Эдвард поморщился и знаком приказал девушкам спрятаться за ширмой.
– Заходи.
Дверь с шумом распахнулась, и в ванную комнату вошёл Самит со свитком в руках.
– Что там Борода пишет? – Эдвард нарочито-лениво зевнул и, открыв глаза, повернул голову к вошедшему.
– Они возвращались в Мил и при входе в Малонтийский пролив натолкнулись на лодку. Там было двое мужчин уже преклонного возраста, парень и девушка. Все при оружии. Теурен их арестовал, поместил на галеру. Но утром они бежали, причём смогли завладеть оружием и тяжело ранили двоих и легко одного.
Самит отдышался.
– Дальше что? – нетерпеливо спросил Эдвард.
– Дальше, они прыгнули к себе в шлюпку, но она перевернулась. Беглецы, вроде бы, утонули, но один из матросов уверяет, что издали видел, как от шлюпки плыли четверо по направлению к берегу.
– И что в этом особенного? – начал сердиться Эдвард. – Нарвались на рыбаков, а им просто не понравилось подобное обращение.
– Это не простые рыбаки. По крайней мере, двое мужчин. Молодые, парень с девкой, не сражались, кто знает, что это за птицы. А вот те двое великолепно владеют оружием. А теперь самое интересное. При Теурене есть десятник, который видел всё это с начала до конца. Он ветеран, участвовал ещё в войне с Лафирой и знал многих из окружения Александра. Так вот. По его словам, это были «Ушедшие» – Николай Сартаков и Иван Стрижевский.
– Ой! – Эдвард состроил кислую мину, словно съел лимон. – Эти варварские имена… Этому болвану просто показалось. «Ушедшие» не могут вернуться. Для этого нужен медальон, а он, как известно, рассыпался в прах. Десятник обознался. Но, всё-таки, пошли патруль, пусть поищут этих четверых, если они только выплыли.
– А что делать, когда их найдут? Задержать? Или… – Самит сделал красноречивый жест ребром ладони по горлу.
Эдвард задумался. Приставив палец к переносице, он напряжённо сморщил лоб. Резкие складки избороздили его лицо, состарив на десяток лет.
– Пожалуй… – нерешительно начал он. – Пожалуй, не стоит пока их трогать. Следите за ними. Если даже это «Ушедшие», что невозможно, они не смогут нам помешать. Может даже они ничего не знают о том, что случилось.
– А им неоткуда узнать, – заверил короля Самит. – Те, кто знали, либо мертвы, либо у нас в руках.
– Вот и хорошо. А теперь иди.
Самит поклонился и, пятясь назад, выскользнул за дверь.
На следующее утро Сантилия и Лита как всегда завтракали у Анны. Приставленные к ним слуги (или надзиратели?) принесли блюда из дворцовой кухни. Против всяких ожиданий, всё оказалось свежим, хорошо приготовленным, и женщины, изголодавшиеся после переезда, с аппетитом принялись за завтрак.
– Доброе утро, дамы, – раздался вдруг от двери голос Эдварда. – Надолго не задержу вас. Хочу лишь сказать тебе, Анна, что церемония отречения состоится двадцатого числа. Так что подготовься, придумай речь. Это всё. Приятного аппетита.
Эдвард развернулся и вышел за дверь. Уже закрывая её, он вдруг вспомнил что-то, обернулся.
– Если желаете на прогулку, скажите слугам.
И он ушёл. Женщины переглянулись.
– Весь завтрак испортил, – мрачно проговорила Сантилия и резко отодвинула от себя пиалу с фруктовым напитком.

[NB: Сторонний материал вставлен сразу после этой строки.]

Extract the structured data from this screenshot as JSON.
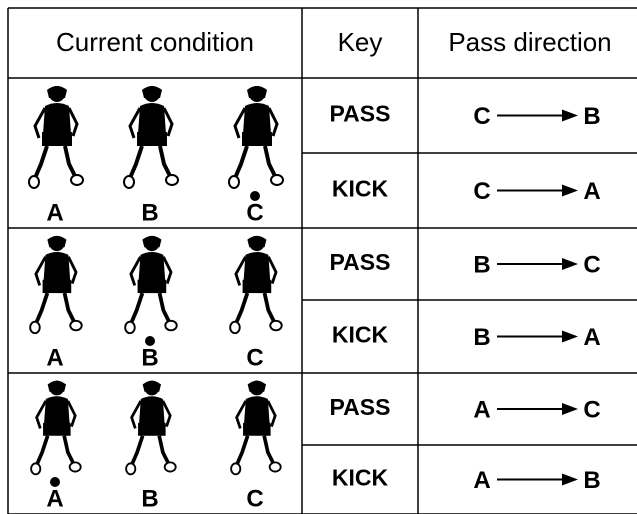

– Всё же было любезно с его стороны предупредить нас о церемонии, – усмехнулась Анна.
– Это почему же?
– Теперь мы знаем, что с побегом медлить нельзя. Это нужно сделать до отречения, иначе грош мне цена. Он и сам отпустит меня на все четыре стороны после церемонии.
– Ну и как ты собираешься бежать? Сейчас это невозможно.
– Отчего же? Ранним утром, когда весь дворец, включая доблестную стражу, будет сладко спать. Нам нужно лишь тихонько пробраться на кухню, а там нас ждёт подземный ход. Или вы забыли о нём?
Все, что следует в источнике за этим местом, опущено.